Essay : DUI...of cell phone
By Dan Cabot
Published: August 6, 2009
Lauren Folino's observations last week ("Times reporter sees cell phone distraction in action") brought to mind a recent encounter of my own with one of the cellularly challenged. As I was driving down Beach Street toward Five Corners, a young woman in an SUV ran the stop sign at the end of Water Street, cutting me off. She was talking on a cell phone and making what is sometimes called a "Boston left' - following the car ahead of her, which had stopped at the stop sign, without herself bothering to stop - onto Beach Road.
This sort of thing is so common, at least in August, that I wouldn't have paid it much attention, but she happened to be headed for the same place I was - The Times parking lot. When we had both parked, I told her, quite gently I think, that she had cut me off. She admitted that she had run the stop sign, but denied that she could have cut me off. "I'm always very aware of the cars around me," she said confidently.

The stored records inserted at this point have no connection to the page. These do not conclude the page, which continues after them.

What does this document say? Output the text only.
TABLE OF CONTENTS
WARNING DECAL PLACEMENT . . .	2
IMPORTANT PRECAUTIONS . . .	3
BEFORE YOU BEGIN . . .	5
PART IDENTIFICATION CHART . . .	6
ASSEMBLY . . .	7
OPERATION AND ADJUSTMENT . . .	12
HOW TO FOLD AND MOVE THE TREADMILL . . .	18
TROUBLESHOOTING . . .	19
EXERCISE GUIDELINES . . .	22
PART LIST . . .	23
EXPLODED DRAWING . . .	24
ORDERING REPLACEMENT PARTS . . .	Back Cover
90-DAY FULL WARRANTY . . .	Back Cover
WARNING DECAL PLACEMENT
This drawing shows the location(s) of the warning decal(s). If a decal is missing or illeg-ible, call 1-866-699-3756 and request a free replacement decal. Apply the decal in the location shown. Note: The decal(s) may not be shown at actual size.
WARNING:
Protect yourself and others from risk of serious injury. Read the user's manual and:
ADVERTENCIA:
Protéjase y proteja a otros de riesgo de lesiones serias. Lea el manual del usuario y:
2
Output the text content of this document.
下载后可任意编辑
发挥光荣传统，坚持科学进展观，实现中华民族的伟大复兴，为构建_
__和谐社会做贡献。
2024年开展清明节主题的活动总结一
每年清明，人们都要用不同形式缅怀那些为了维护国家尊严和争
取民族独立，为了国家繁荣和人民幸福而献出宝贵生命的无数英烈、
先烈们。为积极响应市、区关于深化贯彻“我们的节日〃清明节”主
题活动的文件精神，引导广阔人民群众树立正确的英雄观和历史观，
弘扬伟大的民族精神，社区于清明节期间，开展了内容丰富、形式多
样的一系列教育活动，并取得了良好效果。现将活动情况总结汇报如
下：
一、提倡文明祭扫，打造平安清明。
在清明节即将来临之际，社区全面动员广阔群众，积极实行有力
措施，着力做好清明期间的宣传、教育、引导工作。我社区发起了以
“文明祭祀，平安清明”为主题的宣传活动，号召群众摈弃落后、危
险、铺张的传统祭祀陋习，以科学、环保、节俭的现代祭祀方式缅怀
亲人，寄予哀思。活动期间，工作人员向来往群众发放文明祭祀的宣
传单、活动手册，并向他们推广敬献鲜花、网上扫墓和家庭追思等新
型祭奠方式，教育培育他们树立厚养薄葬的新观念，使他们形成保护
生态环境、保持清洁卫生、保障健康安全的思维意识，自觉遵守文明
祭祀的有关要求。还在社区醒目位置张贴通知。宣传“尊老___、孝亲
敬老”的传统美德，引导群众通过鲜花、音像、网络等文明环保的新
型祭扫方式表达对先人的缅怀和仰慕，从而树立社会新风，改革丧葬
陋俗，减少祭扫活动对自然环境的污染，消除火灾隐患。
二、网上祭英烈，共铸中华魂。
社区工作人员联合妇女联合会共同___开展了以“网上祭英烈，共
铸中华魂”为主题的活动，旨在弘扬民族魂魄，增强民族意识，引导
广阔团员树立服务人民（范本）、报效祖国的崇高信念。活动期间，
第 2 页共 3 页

I suggested that perhaps holding a cell phone to the right side of her face might have obstructed her view of cars coming from that direction. She had clearly not been "very aware" of me, and I had had to brake hard.
I think this driver's confidence explains the epidemic of talking-while-driving that my friends have been complaining about in the past few months. The yakkers think they are such good drivers that talking on a cell phone is no problem.
My friends and I notice in particular an astonishing percentage of people who talk on a cell phone as they are pulling out of a parking space, driveway, or lot. I imagine they're saying, "I'm just leaving suchandsuch now, and I'll be with you in a few minutes." Whatever they are really saying, it wouldn't cost much time to say it before they have to navigate pedestrians, bicycles, and other cars to get out into traffic, a task that involves maximum attention. The time saved is surely minimal.
I've always been annoyed by tailgaters (see "If you can read this . . ."; The Times, Aug. 15, 2002). Now the pinheads pull up so close that I can see that they are talking on a cell phone while they're tailgating. On the way to the airport this week, an Adamcab was so close I could see the driver's lips move. Tailgating didn't get him to his fare any faster, because there was no opportunity to pass me, and talking with his dispatcher (or whoever) just made the whole event even more dangerous than tailgating alone.
Drivers who talk on either handheld or hands-free cellular phones are as impaired as drunken drivers with a 0.08 blood alcohol concentration, according to experimental research conducted by Drs. Frank Drews, David Strayer, and Dennis L. Crouch of the University of Utah. But like the confident young woman who cut me off at Five Corners, the talkers don't realize that they are impaired and putting themselves and the rest of us at risk.